I baffi
- Autore: Emmanuel Carrère
- Genere: Romanzi e saggi storici
- Categoria: Narrativa Straniera
- Casa editrice: Adelphi
- Anno di pubblicazione: 2020
Un architetto dalla barba bluastra, irsuta. Deve radersi due volte al giorno, per tenerla a bada. I baffi neri che gli adombrano il labbro sono infatti la sola concessione alla peluria che l’uomo si concede.
Come tutti i terrori, anche il terrore de I baffi di Emmanuel Carrère (Adelphi 2020, traduzione di M. Balmelli) comincia in sordina. Meglio ancora, comincia in modo quasi banale: davanti allo specchio del bagno, una mattina che sembra una mattina qualsiasi.
Che ne diresti se li tagliassi?, la butta lì alla moglie, l’architetto. La donna non dà peso alla cosa e non commenta più di tanto.

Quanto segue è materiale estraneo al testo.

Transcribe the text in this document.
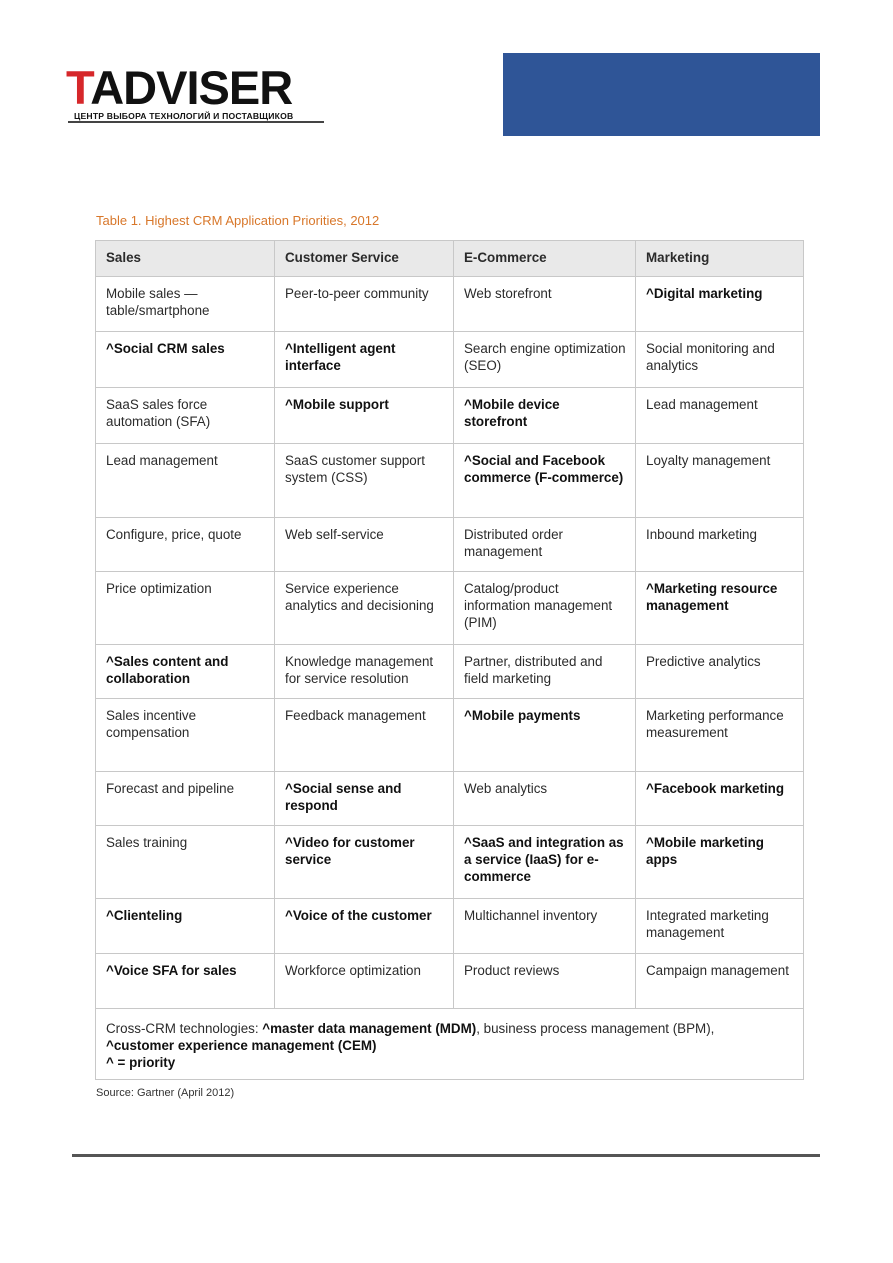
TADVISER
ЦЕНТР ВЫБОРА ТЕХНОЛОГИЙ И ПОСТАВЩИКОВ
Table 1. Highest CRM Application Priorities, 2012
Sales	Customer Service	E-Commerce	Marketing
Mobile sales — table/smartphone	Peer-to-peer community	Web storefront	^Digital marketing
^Social CRM sales	^Intelligent agent interface	Search engine optimization (SEO)	Social monitoring and analytics
SaaS sales force automation (SFA)	^Mobile support	^Mobile device storefront	Lead management
Lead management	SaaS customer support system (CSS)	^Social and Facebook commerce (F-commerce)	Loyalty management
Configure, price, quote	Web self-service	Distributed order management	Inbound marketing
Price optimization	Service experience analytics and decisioning	Catalog/product information management (PIM)	^Marketing resource management
^Sales content and collaboration	Knowledge management for service resolution	Partner, distributed and field marketing	Predictive analytics
Sales incentive compensation	Feedback management	^Mobile payments	Marketing performance measurement
Forecast and pipeline	^Social sense and respond	Web analytics	^Facebook marketing
Sales training	^Video for customer service	^SaaS and integration as a service (IaaS) for e-commerce	^Mobile marketing apps
^Clienteling	^Voice of the customer	Multichannel inventory	Integrated marketing management
^Voice SFA for sales	Workforce optimization	Product reviews	Campaign management
Cross-CRM technologies: ^master data management (MDM), business process management (BPM),
^customer experience management (CEM)
^ = priority			
Source: Gartner (April 2012)
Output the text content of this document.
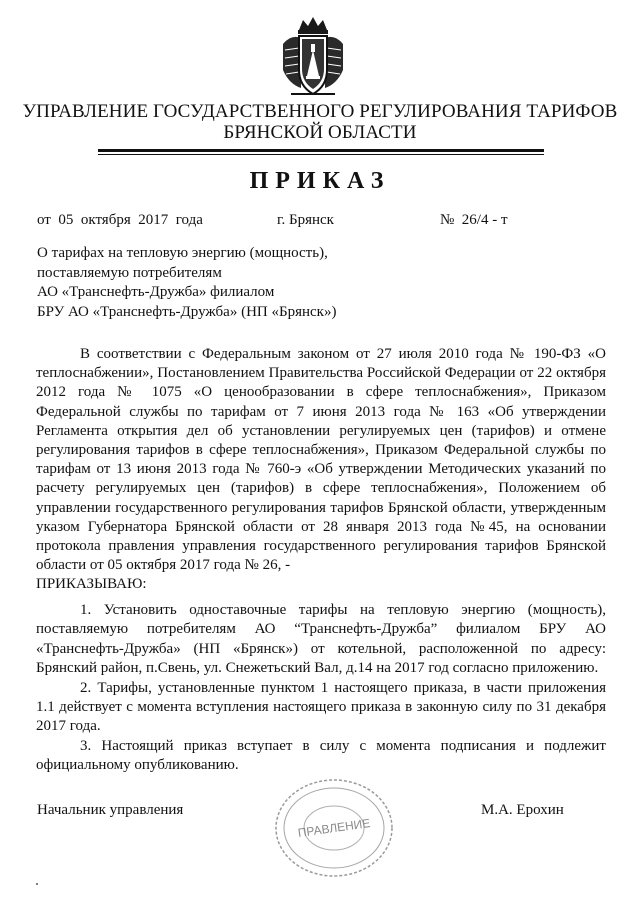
УПРАВЛЕНИЕ ГОСУДАРСТВЕННОГО РЕГУЛИРОВАНИЯ ТАРИФОВ
БРЯНСКОЙ ОБЛАСТИ
ПРИКАЗ
от  05  октября  2017  года	г. Брянск	№  26/4 - т
О тарифах на тепловую энергию (мощность),
поставляемую потребителям
АО «Транснефть-Дружба» филиалом
БРУ АО «Транснефть-Дружба» (НП «Брянск»)
В соответствии с Федеральным законом от 27 июля 2010 года № 190-ФЗ «О теплоснабжении», Постановлением Правительства Российской Федерации от 22 октября 2012 года № 1075 «О ценообразовании в сфере теплоснабжения», Приказом Федеральной службы по тарифам от 7 июня 2013 года № 163 «Об утверждении Регламента открытия дел об установлении регулируемых цен (тарифов) и отмене регулирования тарифов в сфере теплоснабжения», Приказом Федеральной службы по тарифам от 13 июня 2013 года № 760-э «Об утверждении Методических указаний по расчету регулируемых цен (тарифов) в сфере теплоснабжения», Положением об управлении государственного регулирования тарифов Брянской области, утвержденным указом Губернатора Брянской области от 28 января 2013 года №45, на основании протокола правления управления государственного регулирования тарифов Брянской области от 05 октября 2017 года № 26, -
ПРИКАЗЫВАЮ:
1. Установить одноставочные тарифы на тепловую энергию (мощность), поставляемую потребителям АО “Транснефть-Дружба” филиалом БРУ АО «Транснефть-Дружба» (НП «Брянск») от котельной, расположенной по адресу: Брянский район, п.Свень, ул. Снежетьский Вал, д.14 на 2017 год согласно приложению.
2. Тарифы, установленные пунктом 1 настоящего приказа, в части приложения 1.1 действует с момента вступления настоящего приказа в законную силу по 31 декабря 2017 года.
3. Настоящий приказ вступает в силу с момента подписания и подлежит официальному опубликованию.
Начальник управления	М.А. Ерохин
ПРАВЛЕНИЕ
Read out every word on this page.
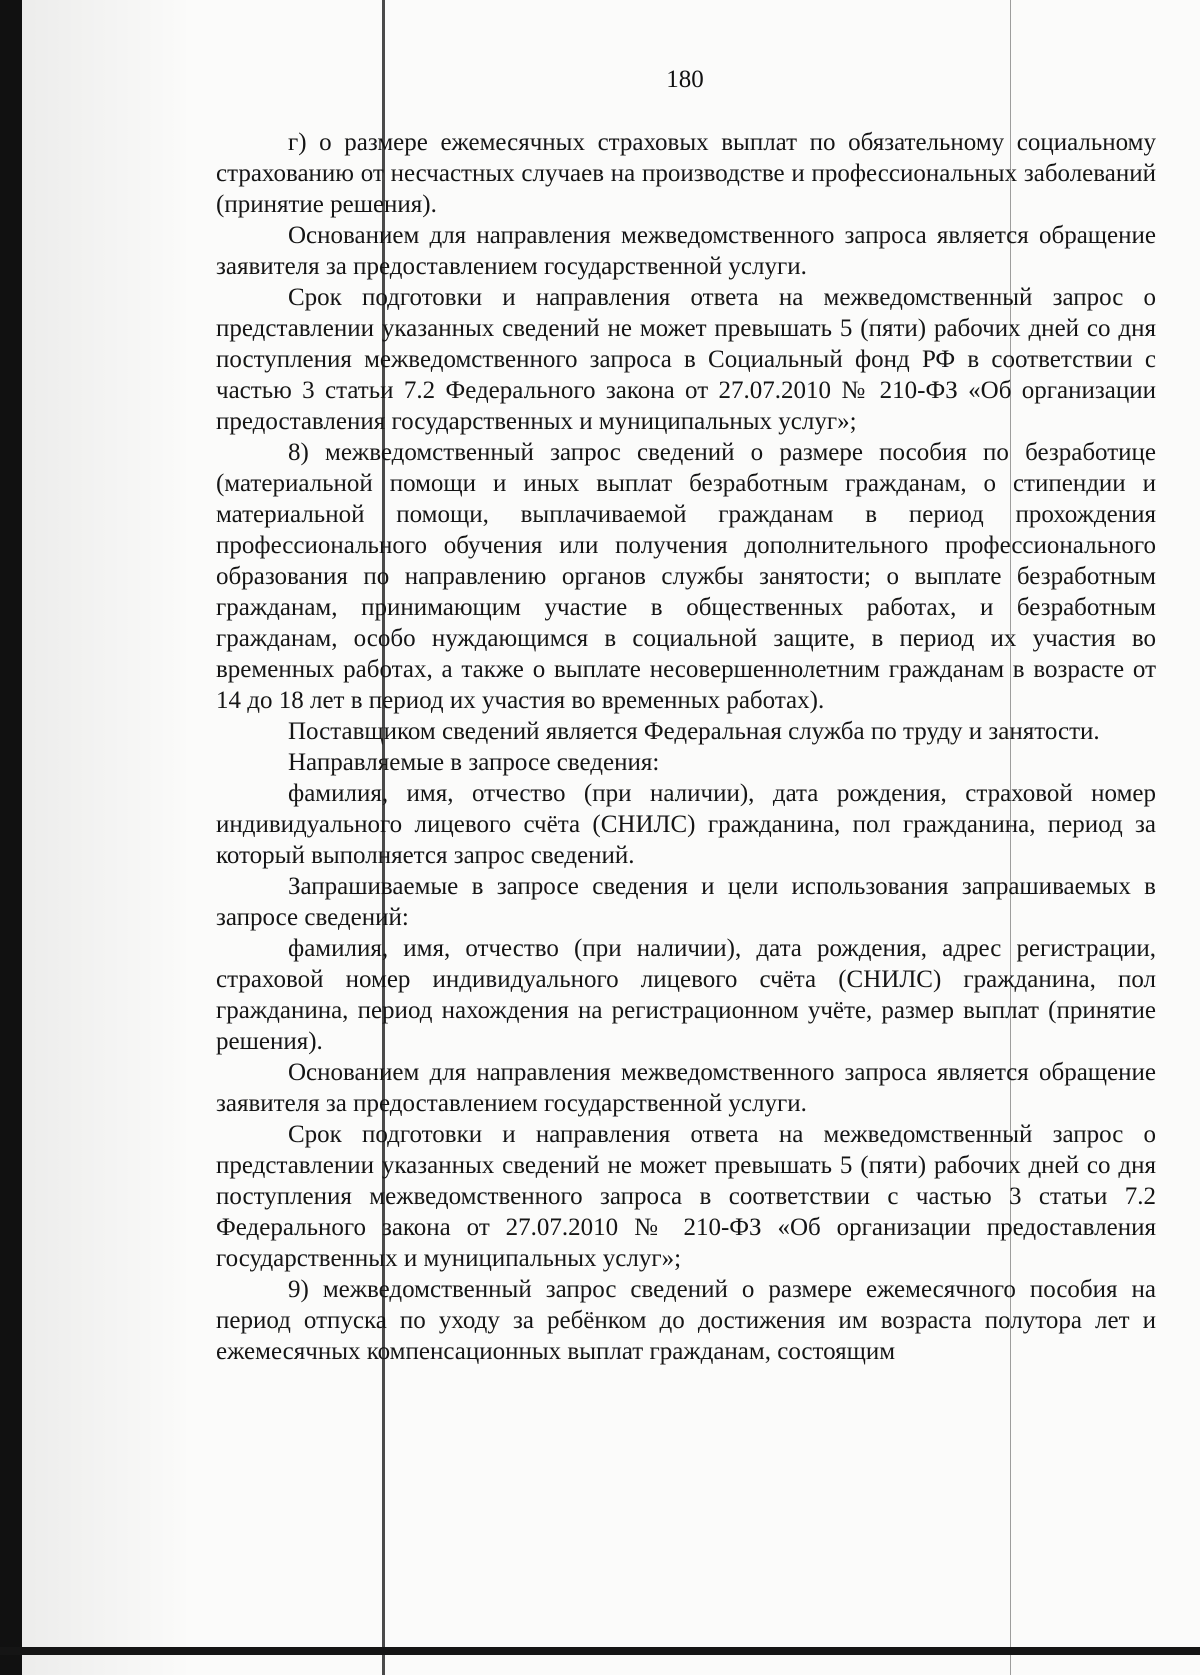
180

г) о размере ежемесячных страховых выплат по обязательному социальному страхованию от несчастных случаев на производстве и профессиональных заболеваний (принятие решения).

Основанием для направления межведомственного запроса является обращение заявителя за предоставлением государственной услуги.

Срок подготовки и направления ответа на межведомственный запрос о представлении указанных сведений не может превышать 5 (пяти) рабочих дней со дня поступления межведомственного запроса в Социальный фонд РФ в соответствии с частью 3 статьи 7.2 Федерального закона от 27.07.2010 № 210-ФЗ «Об организации предоставления государственных и муниципальных услуг»;

8) межведомственный запрос сведений о размере пособия по безработице (материальной помощи и иных выплат безработным гражданам, о стипендии и материальной помощи, выплачиваемой гражданам в период прохождения профессионального обучения или получения дополнительного профессионального образования по направлению органов службы занятости; о выплате безработным гражданам, принимающим участие в общественных работах, и безработным гражданам, особо нуждающимся в социальной защите, в период их участия во временных работах, а также о выплате несовершеннолетним гражданам в возрасте от 14 до 18 лет в период их участия во временных работах).

Поставщиком сведений является Федеральная служба по труду и занятости.

Направляемые в запросе сведения:

фамилия, имя, отчество (при наличии), дата рождения, страховой номер индивидуального лицевого счёта (СНИЛС) гражданина, пол гражданина, период за который выполняется запрос сведений.

Запрашиваемые в запросе сведения и цели использования запрашиваемых в запросе сведений:

фамилия, имя, отчество (при наличии), дата рождения, адрес регистрации, страховой номер индивидуального лицевого счёта (СНИЛС) гражданина, пол гражданина, период нахождения на регистрационном учёте, размер выплат (принятие решения).

Основанием для направления межведомственного запроса является обращение заявителя за предоставлением государственной услуги.

Срок подготовки и направления ответа на межведомственный запрос о представлении указанных сведений не может превышать 5 (пяти) рабочих дней со дня поступления межведомственного запроса в соответствии с частью 3 статьи 7.2 Федерального закона от 27.07.2010 № 210-ФЗ «Об организации предоставления государственных и муниципальных услуг»;

9) межведомственный запрос сведений о размере ежемесячного пособия на период отпуска по уходу за ребёнком до достижения им возраста полутора лет и ежемесячных компенсационных выплат гражданам, состоящим
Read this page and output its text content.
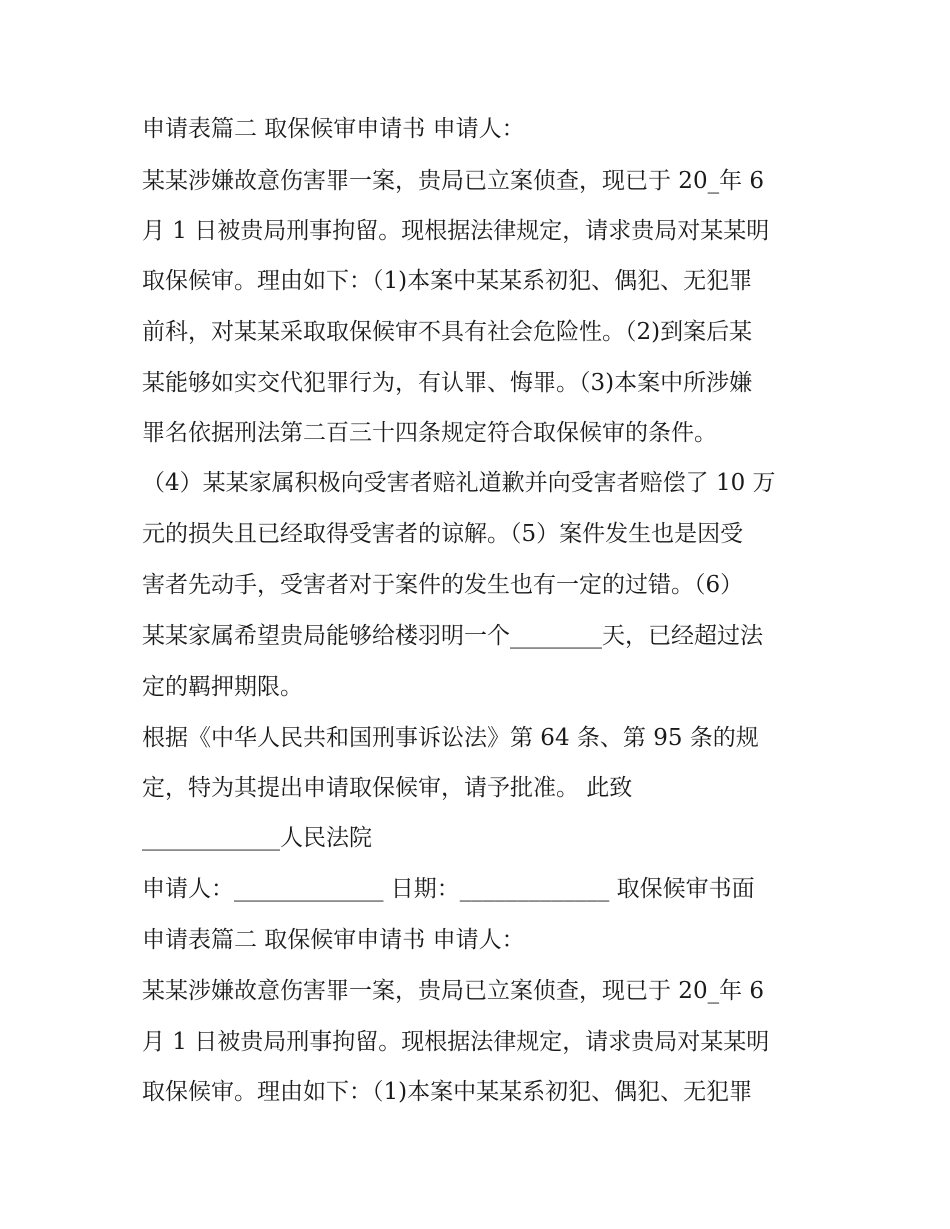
申请表篇二 取保候审申请书 申请人：
某某涉嫌故意伤害罪一案，贵局已立案侦查，现已于 20_年 6
月 1 日被贵局刑事拘留。现根据法律规定，请求贵局对某某明
取保候审。理由如下：（1)本案中某某系初犯、偶犯、无犯罪
前科，对某某采取取保候审不具有社会危险性。（2)到案后某
某能够如实交代犯罪行为，有认罪、悔罪。（3)本案中所涉嫌
罪名依据刑法第二百三十四条规定符合取保候审的条件。
（4）某某家属积极向受害者赔礼道歉并向受害者赔偿了 10 万
元的损失且已经取得受害者的谅解。（5）案件发生也是因受
害者先动手，受害者对于案件的发生也有一定的过错。（6）
某某家属希望贵局能够给楼羽明一个________天，已经超过法
定的羁押期限。
根据《中华人民共和国刑事诉讼法》第 64 条、第 95 条的规
定，特为其提出申请取保候审，请予批准。 此致
____________人民法院
申请人：_____________ 日期：_____________ 取保候审书面
申请表篇二 取保候审申请书 申请人：
某某涉嫌故意伤害罪一案，贵局已立案侦查，现已于 20_年 6
月 1 日被贵局刑事拘留。现根据法律规定，请求贵局对某某明
取保候审。理由如下：（1)本案中某某系初犯、偶犯、无犯罪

Dal dire al fare, e da quest’incipit in apparenza innocuo alla fine bunueliana del romanzo, ci passeranno Pirandello (Uno, nessuno e centomila), Gogol (Il naso), in parte Kafka (La metamorfosi) e tutto Philip K. Dick, che Emmanuel Carrère ha peraltro biografato in Io sono vivo, voi siete morti.
Il taglio dei baffi diventa di fatto un atto di evirazione identitaria. L’inizio di uno slittamento progressivo verso una realtà duale, doppio-riflesso di quella paranoide del protagonista e quella di un mondo che sembrerebbe contraddirla di continuo. Nessuno sembra aver fatto caso ai mustacchi perduti dell’architetto, per il semplice fatto agghiacciante che l’architetto i mustacchi non li ha mai portati. Lo afferma la moglie devota (in apparenza). Lo affermano gli amici. Lo affermano persino i colleghi di ufficio.
È dunque da un pretesto da nulla, un pretesto quasi ilare, che Emmanuel Carrère comincia a dispiegare una tela narrativa sempre più intricata, che irretisce e spaesa di continuo protagonista e lettore, impediti a discernere tra verità e illusione.
L’affannoso frugare nella spazzatura dell’architetto, nel tentativo di recuperare i residui dei suoi baffi, viene a caricarsi di connotati aggiunti: attraverso il simbolico sovrapporsi di due lame, la forbice indirizza il romanzo verso un piano surreale senza soluzione di continuità. Una realtà parallela che introduce a interrogativi sfrangiati, ma dalla portata grande così: stiamo davvero assistendo a un complotto ai danni del malcapitato architetto? Si tratta di uno scherzo di pessimo gusto (uno di quelli in cui Agnès è peraltro specialista)? Chi ha ragione e chi ha torto, in definitiva? E ancora, il reiterato tormentone dickiano, il quesito ontologico più ontologico di tutti: esiste una verità oggettiva, o si è piuttosto fantocci in balia di direttori occulti?
Nella puntualissima traduzione di Maurizia Balmelli, I baffi rivela insomma la vocazione noir psicologico di Carrère, che prima scherza, quindi artiglia il lettore come il gatto col topo. L’insieme è labirintico, intrigante e ben riuscito.